Generalization in LLM Problem Solving: The Case of the Shortest Path

2026-04-16Artificial Intelligence

Artificial IntelligenceMachine Learning
AI summary

The authors studied how well language models can solve problems that require combining steps, using a simple map-based pathfinding task. They showed that models can handle new maps well but have trouble when the problems require making many steps in a row, due to errors piling up. The researchers also found that having good training data is key, and while some training tricks make learning more stable, they don't fix the fundamental limits. Trying to improve results during testing helps a bit but doesn't solve the problem of longer tasks.

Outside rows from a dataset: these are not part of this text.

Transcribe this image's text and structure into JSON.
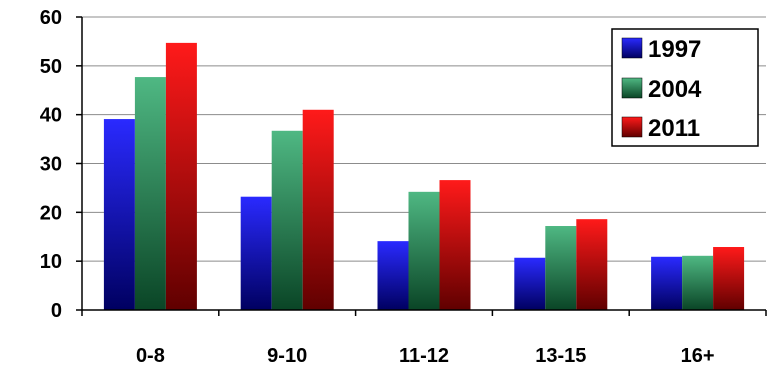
{
  "chart_data": {
    "type": "bar",
    "categories": [
      "0-8",
      "9-10",
      "11-12",
      "13-15",
      "16+"
    ],
    "series": [
      {
        "name": "1997",
        "values": [
          39.1,
          23.2,
          14.1,
          10.7,
          10.9
        ],
        "color_top": "#2a2aff",
        "color_bottom": "#000060"
      },
      {
        "name": "2004",
        "values": [
          47.7,
          36.7,
          24.2,
          17.2,
          11.1
        ],
        "color_top": "#4fb883",
        "color_bottom": "#0a4526"
      },
      {
        "name": "2011",
        "values": [
          54.7,
          41.0,
          26.6,
          18.6,
          12.9
        ],
        "color_top": "#ff1a1a",
        "color_bottom": "#600000"
      }
    ],
    "ylim": [
      0,
      60
    ],
    "yticks": [
      0,
      10,
      20,
      30,
      40,
      50,
      60
    ],
    "grid": true,
    "legend": "top-right"
  },
  "colors": {
    "gridline": "#8c8c8c",
    "axis": "#000000",
    "legend_border": "#000000"
  }
}
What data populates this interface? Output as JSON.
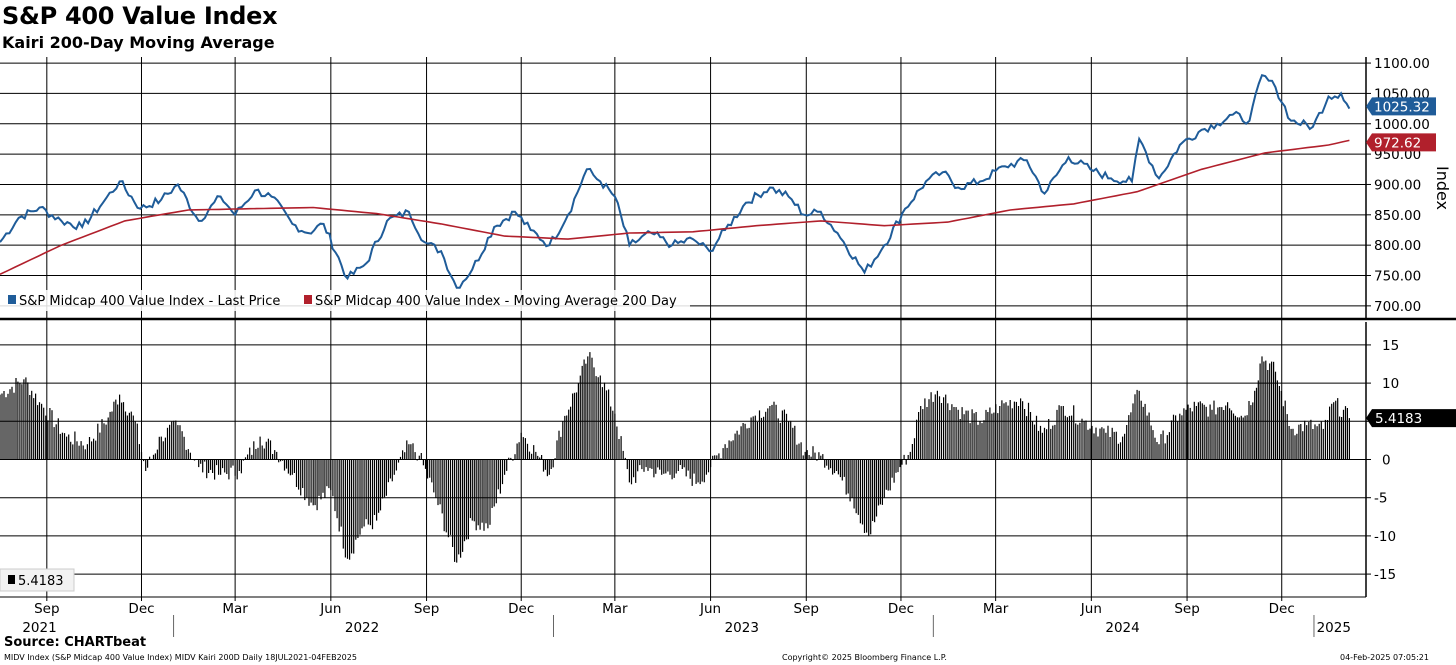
{
  "header": {
    "title": "S&P 400 Value Index",
    "subtitle": "Kairi 200-Day Moving Average"
  },
  "footer": {
    "source": "Source: CHARTbeat",
    "left": "MIDV Index (S&P Midcap 400 Value Index) MIDV Kairi 200D  Daily 18JUL2021-04FEB2025",
    "center": "Copyright© 2025 Bloomberg Finance L.P.",
    "right": "04-Feb-2025 07:05:21"
  },
  "chart_data": [
    {
      "type": "line",
      "ylabel": "Index",
      "ylim": [
        680,
        1110
      ],
      "yticks": [
        "700.00",
        "750.00",
        "800.00",
        "850.00",
        "900.00",
        "950.00",
        "1000.00",
        "1050.00",
        "1100.00"
      ],
      "grid": true,
      "legend_position": "bottom-left",
      "series": [
        {
          "name": "S&P Midcap 400 Value Index - Last Price",
          "color": "#1f5c99",
          "last_value_label": "1025.32",
          "points": [
            [
              "2021-07-18",
              805
            ],
            [
              "2021-08-05",
              845
            ],
            [
              "2021-08-25",
              862
            ],
            [
              "2021-09-15",
              840
            ],
            [
              "2021-10-05",
              830
            ],
            [
              "2021-10-25",
              870
            ],
            [
              "2021-11-10",
              905
            ],
            [
              "2021-11-30",
              860
            ],
            [
              "2021-12-20",
              875
            ],
            [
              "2022-01-05",
              900
            ],
            [
              "2022-01-25",
              840
            ],
            [
              "2022-02-15",
              880
            ],
            [
              "2022-03-01",
              850
            ],
            [
              "2022-03-20",
              890
            ],
            [
              "2022-04-05",
              880
            ],
            [
              "2022-04-25",
              835
            ],
            [
              "2022-05-10",
              820
            ],
            [
              "2022-05-25",
              835
            ],
            [
              "2022-06-17",
              745
            ],
            [
              "2022-07-05",
              770
            ],
            [
              "2022-07-25",
              840
            ],
            [
              "2022-08-15",
              855
            ],
            [
              "2022-08-30",
              805
            ],
            [
              "2022-09-15",
              790
            ],
            [
              "2022-09-30",
              730
            ],
            [
              "2022-10-15",
              760
            ],
            [
              "2022-11-05",
              830
            ],
            [
              "2022-11-25",
              855
            ],
            [
              "2022-12-10",
              825
            ],
            [
              "2022-12-28",
              800
            ],
            [
              "2023-01-15",
              850
            ],
            [
              "2023-02-02",
              925
            ],
            [
              "2023-02-15",
              905
            ],
            [
              "2023-03-01",
              880
            ],
            [
              "2023-03-15",
              800
            ],
            [
              "2023-04-05",
              820
            ],
            [
              "2023-04-25",
              800
            ],
            [
              "2023-05-15",
              810
            ],
            [
              "2023-05-31",
              790
            ],
            [
              "2023-06-15",
              825
            ],
            [
              "2023-07-05",
              870
            ],
            [
              "2023-07-28",
              895
            ],
            [
              "2023-08-15",
              880
            ],
            [
              "2023-08-30",
              850
            ],
            [
              "2023-09-15",
              855
            ],
            [
              "2023-10-01",
              820
            ],
            [
              "2023-10-27",
              755
            ],
            [
              "2023-11-15",
              800
            ],
            [
              "2023-12-05",
              860
            ],
            [
              "2023-12-25",
              905
            ],
            [
              "2024-01-10",
              920
            ],
            [
              "2024-01-25",
              895
            ],
            [
              "2024-02-15",
              905
            ],
            [
              "2024-03-10",
              930
            ],
            [
              "2024-03-31",
              940
            ],
            [
              "2024-04-17",
              885
            ],
            [
              "2024-05-10",
              945
            ],
            [
              "2024-05-31",
              925
            ],
            [
              "2024-06-20",
              910
            ],
            [
              "2024-07-10",
              905
            ],
            [
              "2024-07-17",
              975
            ],
            [
              "2024-08-05",
              910
            ],
            [
              "2024-08-25",
              965
            ],
            [
              "2024-09-15",
              990
            ],
            [
              "2024-09-30",
              1000
            ],
            [
              "2024-10-15",
              1015
            ],
            [
              "2024-10-31",
              1005
            ],
            [
              "2024-11-12",
              1080
            ],
            [
              "2024-11-25",
              1060
            ],
            [
              "2024-12-10",
              1005
            ],
            [
              "2024-12-31",
              995
            ],
            [
              "2025-01-15",
              1045
            ],
            [
              "2025-01-27",
              1050
            ],
            [
              "2025-02-04",
              1025
            ]
          ]
        },
        {
          "name": "S&P Midcap 400 Value Index - Moving Average 200 Day",
          "color": "#b1202c",
          "last_value_label": "972.62",
          "points": [
            [
              "2021-07-18",
              752
            ],
            [
              "2021-09-15",
              800
            ],
            [
              "2021-11-15",
              840
            ],
            [
              "2022-01-15",
              858
            ],
            [
              "2022-03-15",
              860
            ],
            [
              "2022-05-15",
              862
            ],
            [
              "2022-07-15",
              852
            ],
            [
              "2022-09-15",
              835
            ],
            [
              "2022-11-15",
              815
            ],
            [
              "2023-01-15",
              810
            ],
            [
              "2023-03-15",
              820
            ],
            [
              "2023-05-15",
              822
            ],
            [
              "2023-07-15",
              832
            ],
            [
              "2023-09-15",
              840
            ],
            [
              "2023-11-15",
              832
            ],
            [
              "2024-01-15",
              838
            ],
            [
              "2024-03-15",
              858
            ],
            [
              "2024-05-15",
              868
            ],
            [
              "2024-07-15",
              888
            ],
            [
              "2024-09-15",
              925
            ],
            [
              "2024-11-15",
              952
            ],
            [
              "2025-01-15",
              965
            ],
            [
              "2025-02-04",
              972.6
            ]
          ]
        }
      ]
    },
    {
      "type": "bar",
      "ylim": [
        -18,
        18
      ],
      "yticks": [
        "15",
        "10",
        "5",
        "0",
        "-5",
        "-10",
        "-15"
      ],
      "grid": true,
      "legend_position": "bottom-left",
      "series": [
        {
          "name": "5.4183",
          "color": "#000000",
          "last_value_label": "5.4183",
          "points": [
            [
              "2021-07-18",
              8.5
            ],
            [
              "2021-08-10",
              10.5
            ],
            [
              "2021-08-25",
              7.5
            ],
            [
              "2021-09-20",
              3.0
            ],
            [
              "2021-10-10",
              2.0
            ],
            [
              "2021-10-30",
              5.5
            ],
            [
              "2021-11-10",
              8.5
            ],
            [
              "2021-11-25",
              5.0
            ],
            [
              "2021-12-05",
              -1.5
            ],
            [
              "2021-12-20",
              3.0
            ],
            [
              "2022-01-05",
              4.5
            ],
            [
              "2022-01-25",
              -1.0
            ],
            [
              "2022-02-15",
              -2.0
            ],
            [
              "2022-03-05",
              -1.5
            ],
            [
              "2022-03-25",
              3.0
            ],
            [
              "2022-04-10",
              1.0
            ],
            [
              "2022-04-25",
              -2.0
            ],
            [
              "2022-05-15",
              -6.0
            ],
            [
              "2022-06-01",
              -4.0
            ],
            [
              "2022-06-17",
              -13.0
            ],
            [
              "2022-07-01",
              -9.0
            ],
            [
              "2022-07-15",
              -8.0
            ],
            [
              "2022-08-01",
              -2.0
            ],
            [
              "2022-08-15",
              2.0
            ],
            [
              "2022-08-25",
              0.5
            ],
            [
              "2022-09-10",
              -5.0
            ],
            [
              "2022-09-30",
              -13.5
            ],
            [
              "2022-10-15",
              -8.0
            ],
            [
              "2022-10-30",
              -9.0
            ],
            [
              "2022-11-15",
              -2.0
            ],
            [
              "2022-12-01",
              3.5
            ],
            [
              "2022-12-15",
              1.0
            ],
            [
              "2022-12-28",
              -2.0
            ],
            [
              "2023-01-10",
              5.0
            ],
            [
              "2023-01-25",
              10.0
            ],
            [
              "2023-02-03",
              13.5
            ],
            [
              "2023-02-15",
              11.0
            ],
            [
              "2023-03-01",
              6.0
            ],
            [
              "2023-03-15",
              -3.0
            ],
            [
              "2023-03-31",
              -1.0
            ],
            [
              "2023-04-15",
              -2.0
            ],
            [
              "2023-05-01",
              -1.5
            ],
            [
              "2023-05-20",
              -3.0
            ],
            [
              "2023-06-01",
              -1.0
            ],
            [
              "2023-06-15",
              2.0
            ],
            [
              "2023-07-10",
              5.5
            ],
            [
              "2023-07-28",
              7.0
            ],
            [
              "2023-08-15",
              5.0
            ],
            [
              "2023-08-31",
              1.0
            ],
            [
              "2023-09-15",
              0.5
            ],
            [
              "2023-09-30",
              -1.5
            ],
            [
              "2023-10-15",
              -5.0
            ],
            [
              "2023-10-31",
              -10.0
            ],
            [
              "2023-11-15",
              -5.0
            ],
            [
              "2023-11-30",
              -1.0
            ],
            [
              "2023-12-10",
              1.0
            ],
            [
              "2023-12-20",
              7.0
            ],
            [
              "2024-01-05",
              9.0
            ],
            [
              "2024-01-25",
              6.5
            ],
            [
              "2024-02-15",
              5.0
            ],
            [
              "2024-03-05",
              7.0
            ],
            [
              "2024-03-25",
              8.0
            ],
            [
              "2024-04-15",
              3.5
            ],
            [
              "2024-05-05",
              7.0
            ],
            [
              "2024-05-25",
              5.0
            ],
            [
              "2024-06-15",
              3.5
            ],
            [
              "2024-07-01",
              3.0
            ],
            [
              "2024-07-17",
              9.0
            ],
            [
              "2024-08-05",
              2.0
            ],
            [
              "2024-08-25",
              6.0
            ],
            [
              "2024-09-10",
              7.0
            ],
            [
              "2024-09-25",
              6.5
            ],
            [
              "2024-10-10",
              7.5
            ],
            [
              "2024-10-25",
              5.5
            ],
            [
              "2024-11-05",
              9.0
            ],
            [
              "2024-11-12",
              13.5
            ],
            [
              "2024-11-25",
              11.5
            ],
            [
              "2024-12-10",
              4.0
            ],
            [
              "2024-12-25",
              4.5
            ],
            [
              "2025-01-10",
              4.0
            ],
            [
              "2025-01-20",
              7.5
            ],
            [
              "2025-02-04",
              5.4183
            ]
          ]
        }
      ]
    }
  ],
  "x_axis": {
    "month_ticks": [
      {
        "date": "2021-09-01",
        "label": "Sep"
      },
      {
        "date": "2021-12-01",
        "label": "Dec"
      },
      {
        "date": "2022-03-01",
        "label": "Mar"
      },
      {
        "date": "2022-06-01",
        "label": "Jun"
      },
      {
        "date": "2022-09-01",
        "label": "Sep"
      },
      {
        "date": "2022-12-01",
        "label": "Dec"
      },
      {
        "date": "2023-03-01",
        "label": "Mar"
      },
      {
        "date": "2023-06-01",
        "label": "Jun"
      },
      {
        "date": "2023-09-01",
        "label": "Sep"
      },
      {
        "date": "2023-12-01",
        "label": "Dec"
      },
      {
        "date": "2024-03-01",
        "label": "Mar"
      },
      {
        "date": "2024-06-01",
        "label": "Jun"
      },
      {
        "date": "2024-09-01",
        "label": "Sep"
      },
      {
        "date": "2024-12-01",
        "label": "Dec"
      }
    ],
    "year_labels": [
      {
        "date": "2021-08-25",
        "label": "2021"
      },
      {
        "date": "2022-07-01",
        "label": "2022"
      },
      {
        "date": "2023-07-01",
        "label": "2023"
      },
      {
        "date": "2024-07-01",
        "label": "2024"
      },
      {
        "date": "2025-01-20",
        "label": "2025"
      }
    ],
    "year_dividers": [
      "2022-01-01",
      "2023-01-01",
      "2024-01-01",
      "2025-01-01"
    ],
    "range": [
      "2021-07-18",
      "2025-02-20"
    ]
  }
}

language modelssystematic generalizationshortest-path planningspatial transferlength scalingreinforcement learningtraining data coverageinference-time scalingrecursive instability
Authors
Yao Tong, Jiayuan Ye, Anastasia Borovykh, Reza Shokri
Abstract
Whether language models can systematically generalize remains actively debated. Yet empirical performance is jointly shaped by multiple factors such as training data, training paradigms, and inference-time strategies, making failures difficult to interpret. We introduce a controlled synthetic environment based on shortest-path planning, a canonical composable sequential optimization problem. The setup enables clean separation of these factors and supports two orthogonal axes of generalization: spatial transfer to unseen maps and length scaling to longer-horizon problems. We find that models exhibit strong spatial transfer but consistently fail under length scaling due to recursive instability. We further analyze how distinct stages of the learning pipeline influence systematic problem-solving: for example, data coverage sets capability limits; reinforcement learning improves training stability but does not expand those limits; and inference-time scaling enhances performance but cannot rescue length-scaling failures.